The genome-wide association studies have been a valuable tool for finding common gene variants with modest impact on risk of type 2 diabetes. The statistical power estimates from these studies make it likely that many more common variants with low impact on type 2 diabetes will appear when sample sizes of genome-wide association studies increase further. However, power estimates also make it unlikely that additional common variants with impact as high as TCF7L2 (odds ratio, c.1.4) will be found since such variants would probably already have been detected by current approaches.

Most of the studies of genetics of type 2 diabetes have been based on the HapMap resource of sequence variation forming the basis for selection of variants for candidate gene studies and for genome-wide arrays (see Box 13.3.1.1). While HapMap offers good coverage for most common SNPs with a frequency above 5%, the coverage rapidly declines for alleles with lower frequency. Such low-frequency variants may be particularly important, as deleterious variants are maintained at low frequency in the population by natural selection and such variants probably also contribute to the genetic risk of the common form of type 2 diabetes. Novel variation with low frequency in the general population may be found by sequencing approaches preferentially in high numbers of both cases with type 2 diabetes and glucose-tolerant individuals. If variants with low frequency (0.5–2% in the population) and higher effect sizes (odds ratio, c.2) are detected, they will significantly increase the clinical value of genetic testing.

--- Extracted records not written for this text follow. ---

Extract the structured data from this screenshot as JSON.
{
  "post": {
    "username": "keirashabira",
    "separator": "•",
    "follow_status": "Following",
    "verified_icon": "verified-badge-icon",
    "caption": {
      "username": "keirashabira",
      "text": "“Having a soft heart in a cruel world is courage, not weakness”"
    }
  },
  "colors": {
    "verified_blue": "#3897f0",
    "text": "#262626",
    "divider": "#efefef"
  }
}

Finally, it must be underlined that knowledge about main genetic defects in type 2 diabetes is the entrance to the future essential studies of combined and interactive effects of genes and environment to be elucidated in a prospectively followed population-based cohort, with incident cases probably giving the most detailed information necessary to address these issues. Also, the efforts within type 2 diabetes genetics may lead to detection of differential drug responses in carriers and non-carriers of specific combinations of genes, potentially offering genotype-driven therapeutic initiatives with greater efficacy and less side-effect.